当核心文件是从 Linux 发行版而不是我们在 Dev 中运行的发行版生成时会发生什么?堆栈跟踪有意义吗?

如果可执行文件是动态链接的,就像您的一样,GDB 生成的堆栈(很可能)没有有意义。

原因是:GDB 知道您的可执行文件因在地址 0x00454ff1 处调用 libc.so.6 中的某些内容而崩溃,但它不知道该地址处的代码是什么。因此,它会查看libc.so.6副本,并发现它位于select中,因此它会打印出来。

但是 0x00454ff1 也在 libc.so.6客户副本中进行选择的可能性非常小。客户很可能在该地址执行了其他操作,可能是中止

您可以使用disas select,并观察0x00454ff1要么位于指令中间,要么前一条指令不是CALL。如果其中任何一个成立,您的堆栈跟踪就毫无意义。

不过,您可以帮助自己:您只需从客户系统获取(gdb) 信息共享 中列出的所有库的副本即可。 它们压缩

cd /
tar cvzf to-you.tar.gz lib/libc.so.6 lib/ld-linux.so.2 ...

让客户用例如然后在您的系统上将

mkdir /tmp/from-customer
tar xzf to-you.tar.gz -C /tmp/from-customer
gdb /path/to/binary
(gdb) set solib-absolute-prefix /tmp/from-customer
(gdb) core core  # Note: very important to set solib-... before loading core
(gdb) where      # Get meaningful stack trace!

然后,我们建议客户运行 -g 二进制文件,以便更容易调试。

更好的方法是:

  • 使用 -g -O2 -o myexe.dbg 构建
  • strip -g myexe.dbg -o myexe
  • 分发 myexe 给客户
  • 当客户获得 core 时,使用 myexe.dbg 对其进行调试

您将获得完整的符号信息(文件/行、局部变量),无需将特殊的二进制文件发送到客户,并且不会透露太多有关您的消息来源的详细信息。

What happens when a core file is generated from a Linux distro other than the one we are running in Dev?

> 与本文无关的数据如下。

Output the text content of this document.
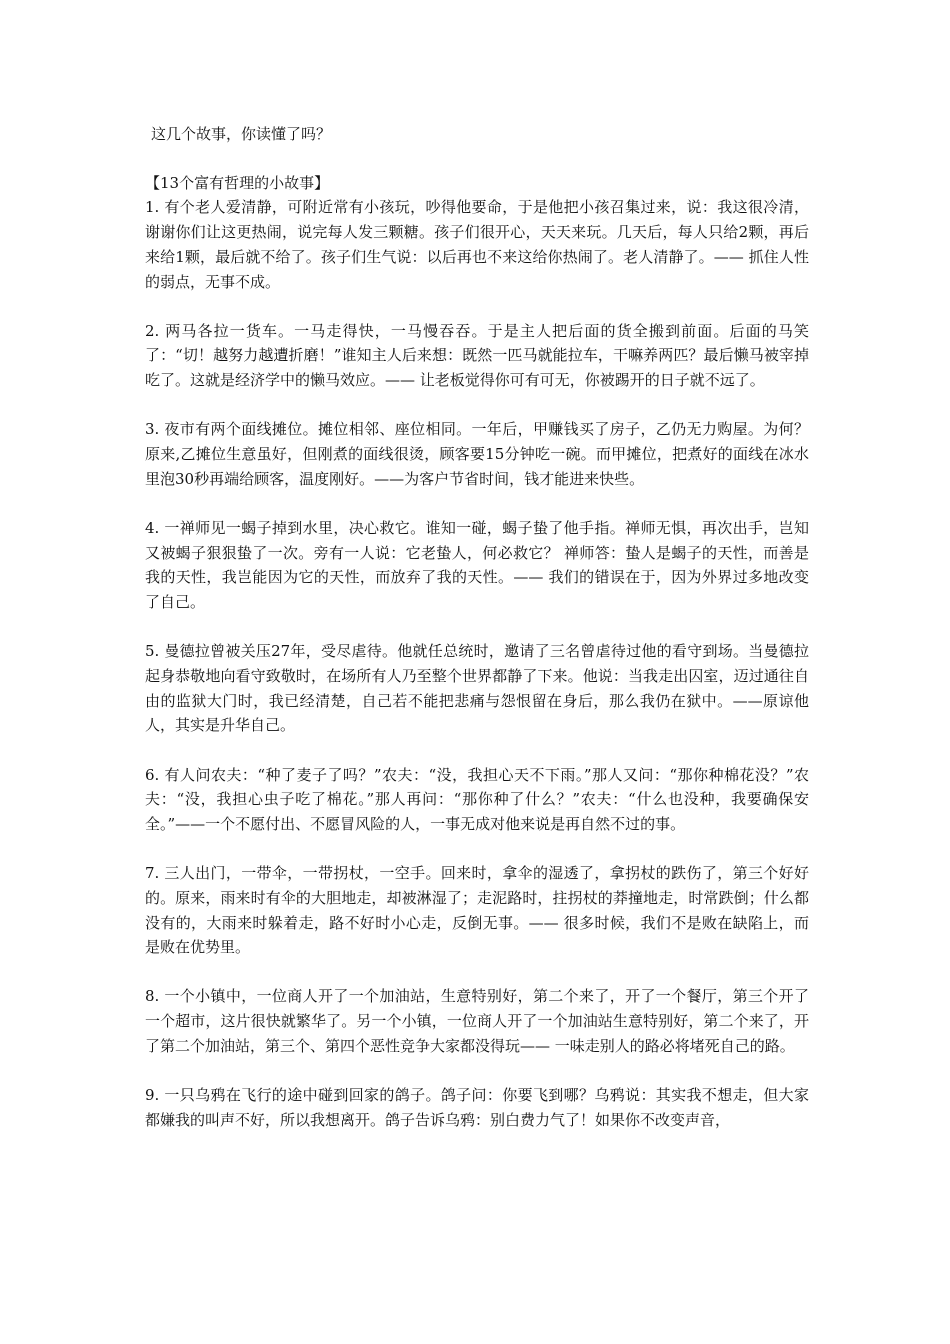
这几个故事，你读懂了吗？

【13个富有哲理的小故事】

1. 有个老人爱清静，可附近常有小孩玩，吵得他要命，于是他把小孩召集过来，说：我这很冷清，谢谢你们让这更热闹，说完每人发三颗糖。孩子们很开心，天天来玩。几天后，每人只给2颗，再后来给1颗，最后就不给了。孩子们生气说：以后再也不来这给你热闹了。老人清静了。—— 抓住人性的弱点，无事不成。

2. 两马各拉一货车。一马走得快，一马慢吞吞。于是主人把后面的货全搬到前面。后面的马笑了：“切！越努力越遭折磨！”谁知主人后来想：既然一匹马就能拉车，干嘛养两匹？最后懒马被宰掉吃了。这就是经济学中的懒马效应。—— 让老板觉得你可有可无，你被踢开的日子就不远了。

3. 夜市有两个面线摊位。摊位相邻、座位相同。一年后，甲赚钱买了房子，乙仍无力购屋。为何？原来,乙摊位生意虽好，但刚煮的面线很烫，顾客要15分钟吃一碗。而甲摊位，把煮好的面线在冰水里泡30秒再端给顾客，温度刚好。——为客户节省时间，钱才能进来快些。

4. 一禅师见一蝎子掉到水里，决心救它。谁知一碰，蝎子蛰了他手指。禅师无惧，再次出手，岂知又被蝎子狠狠蛰了一次。旁有一人说：它老蛰人，何必救它？ 禅师答：蛰人是蝎子的天性，而善是我的天性，我岂能因为它的天性，而放弃了我的天性。—— 我们的错误在于，因为外界过多地改变了自己。

5. 曼德拉曾被关压27年，受尽虐待。他就任总统时，邀请了三名曾虐待过他的看守到场。当曼德拉起身恭敬地向看守致敬时，在场所有人乃至整个世界都静了下来。他说：当我走出囚室，迈过通往自由的监狱大门时，我已经清楚，自己若不能把悲痛与怨恨留在身后，那么我仍在狱中。——原谅他人，其实是升华自己。

6. 有人问农夫：“种了麦子了吗？”农夫：“没，我担心天不下雨。”那人又问：“那你种棉花没？”农夫：“没，我担心虫子吃了棉花。”那人再问：“那你种了什么？”农夫：“什么也没种，我要确保安全。”——一个不愿付出、不愿冒风险的人，一事无成对他来说是再自然不过的事。

7. 三人出门，一带伞，一带拐杖，一空手。回来时，拿伞的湿透了，拿拐杖的跌伤了，第三个好好的。原来，雨来时有伞的大胆地走，却被淋湿了；走泥路时，拄拐杖的莽撞地走，时常跌倒；什么都没有的，大雨来时躲着走，路不好时小心走，反倒无事。—— 很多时候，我们不是败在缺陷上，而是败在优势里。

8. 一个小镇中，一位商人开了一个加油站，生意特别好，第二个来了，开了一个餐厅，第三个开了一个超市，这片很快就繁华了。另一个小镇，一位商人开了一个加油站生意特别好，第二个来了，开了第二个加油站，第三个、第四个恶性竞争大家都没得玩—— 一味走别人的路必将堵死自己的路。

9. 一只乌鸦在飞行的途中碰到回家的鸽子。鸽子问：你要飞到哪？乌鸦说：其实我不想走，但大家都嫌我的叫声不好，所以我想离开。鸽子告诉乌鸦：别白费力气了！如果你不改变声音，
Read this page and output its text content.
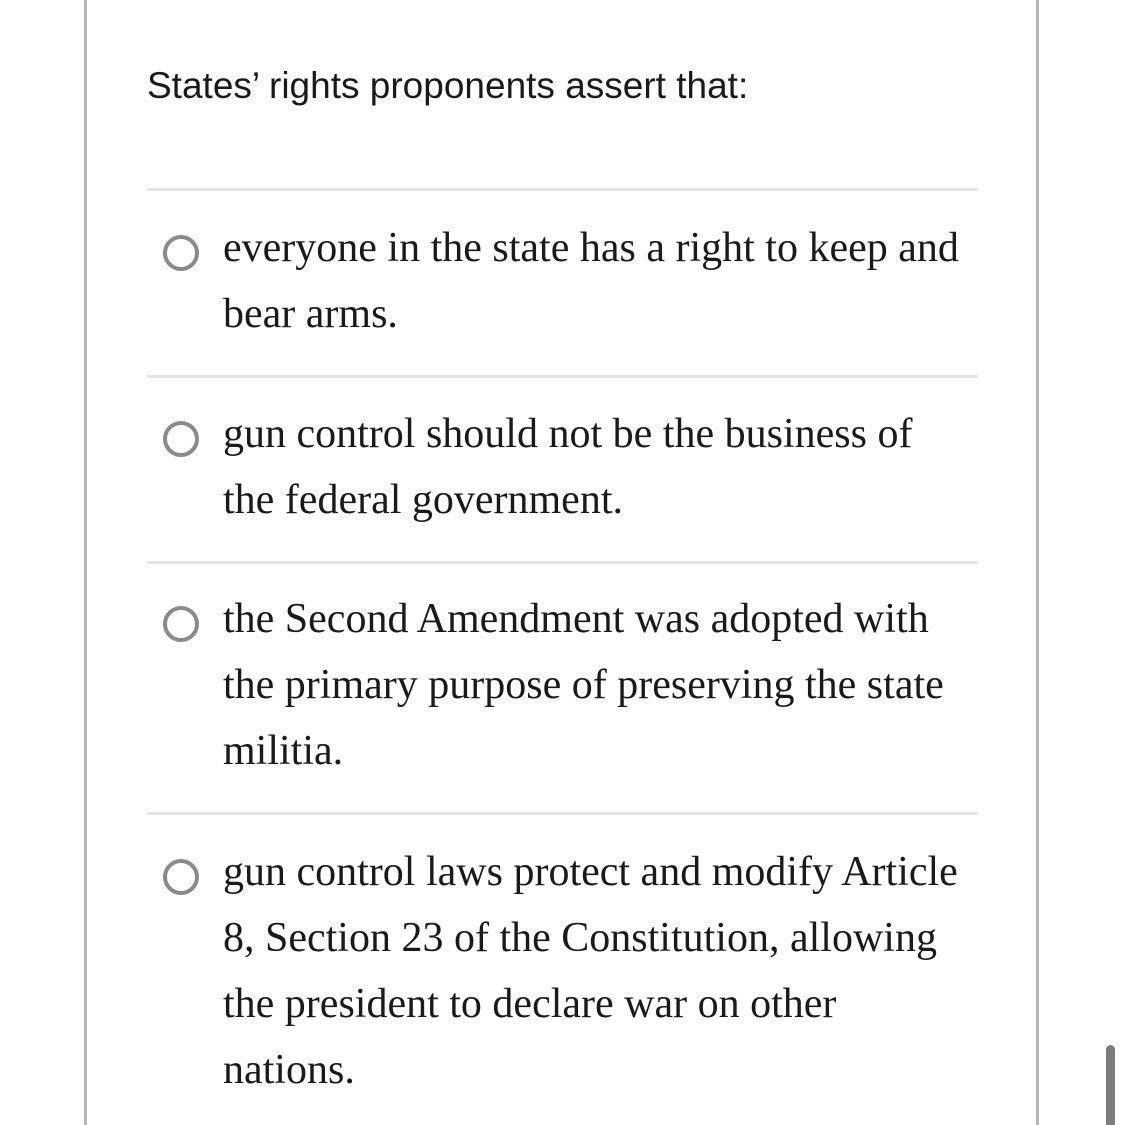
States’ rights proponents assert that:

everyone in the state has a right to keep and bear arms.

gun control should not be the business of the federal government.

the Second Amendment was adopted with the primary purpose of preserving the state militia.

gun control laws protect and modify Article 8, Section 23 of the Constitution, allowing the president to declare war on other nations.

Is the stack trace even meaningful?

It the executable is dynamically linked, as yours is, the stack GDB produces will (most likely) not be meaningful.

The reason: GDB knows that your executable crashed by calling something in libc.so.6 at address 0x00454ff1, but it doesn't know what code was at that address. So it looks into your copy of libc.so.6 and discovers that this is in select, so it prints that.

But the chances that 0x00454ff1 is also in select in your customers copy of libc.so.6 are quite small. Most likely the customer had some other procedure at that address, perhaps abort.

You can use disas select, and observe that 0x00454ff1 is either in the middle of instruction, or that the previous instruction is not a CALL. If either of these holds, your stack trace is meaningless.

You can however help yourself: you just need to get a copy of all libraries that are listed in (gdb) info shared from the customer system. Have the customer tar them up with e.g.

cd /
tar cvzf to-you.tar.gz lib/libc.so.6 lib/ld-linux.so.2 ...

Then, on your system:

mkdir /tmp/from-customer
tar xzf to-you.tar.gz -C /tmp/from-customer
gdb /path/to/binary
(gdb) set solib-absolute-prefix /tmp/from-customer
(gdb) core core  # Note: very important to set solib-... before loading core
(gdb) where      # Get meaningful stack trace!

We then advice the Customer to run a -g binary so it becomes easier to debug.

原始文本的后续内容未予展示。